Besides, this chunk contradicts what you said above:
> The one thing this diff does *not* do is set errno to zero when
> a match is found. Both Linux and Solaris do that, so maybe we
> should too...
This chunk *would* do just that.
> @@ -752,7 +760,7 @@ getpwuid_r(uid_t uid, struct passwd *pw,
> struct passwd **pwretp)
> {
> struct passwd *pwret = NULL;
> - int flags = 0, *flagsp;
> + int flags = 0, *flagsp, saved_errno;
>
> _THREAD_PRIVATE_MUTEX_LOCK(pw);
> if (!_pw_db && !__initdb())
> @@ -772,14 +780,16 @@ getpwuid_r(uid_t uid, struct passwd *pw,
> pwret = _pwhashbyuid(uid, buf, buflen, pw, flagsp);
>
> if (!_pw_stayopen) {
> + saved_errno = errno;
> (void)(_pw_db->close)(_pw_db);
> _pw_db = NULL;
> + errno = saved_errno;
> }
> fail:
> if (pwretp)
> *pwretp = pwret;
> _THREAD_PRIVATE_MUTEX_UNLOCK(pw);
> - return (pwret ? 0 : 1);
> + return (pwret ? 0 : errno);
> }
>
> struct passwd *
Again, makes sense.
> @@ -787,8 +797,11 @@ getpwuid(uid_t uid)
> {
> struct passwd *pw = NULL;
>
> + /* getpwuid_r sets errno on failure */
> if (getpwuid_r(uid, &_pw_passwd, _pw_string, sizeof _pw_string, &pw))
> pw = NULL;
> + else
> + errno = 0;
> return (pw);
> }
>
Again, please don't.
> @@ -851,8 +864,11 @@ __initdb(void)
> errno = saved_errno;
> return (1);
> }
> - if (!warned)
> + if (!warned) {
> + saved_errno = errno;
> syslog(LOG_ERR, "%s: %m", _PATH_MP_DB);
> + errno = saved_errno;
> + }
> warned = 1;
> return (0);
> }
Makes sense.
> @@ -863,12 +879,20 @@ __hashpw(DBT *key, char *buf, size_t buf
> {
> char *p, *t;
> DBT data;
> + int ret;
>
> - if ((_pw_db->get)(_pw_db, key, &data, 0))

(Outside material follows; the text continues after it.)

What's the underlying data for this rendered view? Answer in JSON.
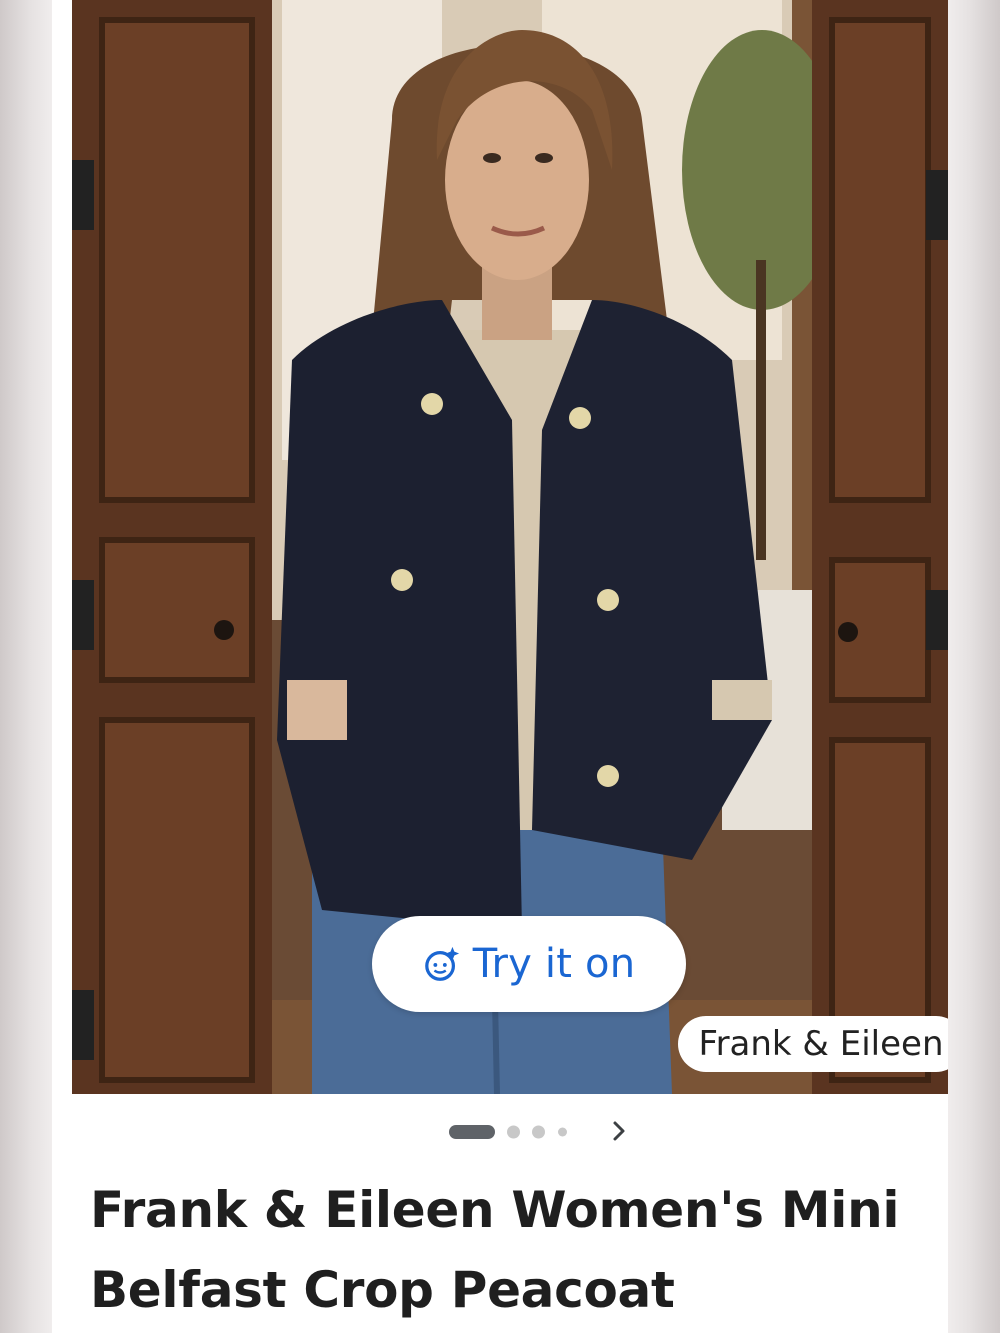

> + if ((ret = (_pw_db->get)(_pw_db, key, &data, 0))) {
> + if (ret == 1) {
> + /* not found, but not an error */
> + errno = 0;
> + }
> return (0);
> + }
No, please don't.
> p = (char *)data.data;
> - if (data.size > buflen)
> + if (data.size > buflen) {
> + errno = ERANGE;
> return (0);
> + }
Makes sense.
In a further step, we also have to document the possible
errnos in a new ERRORS section in the manual page.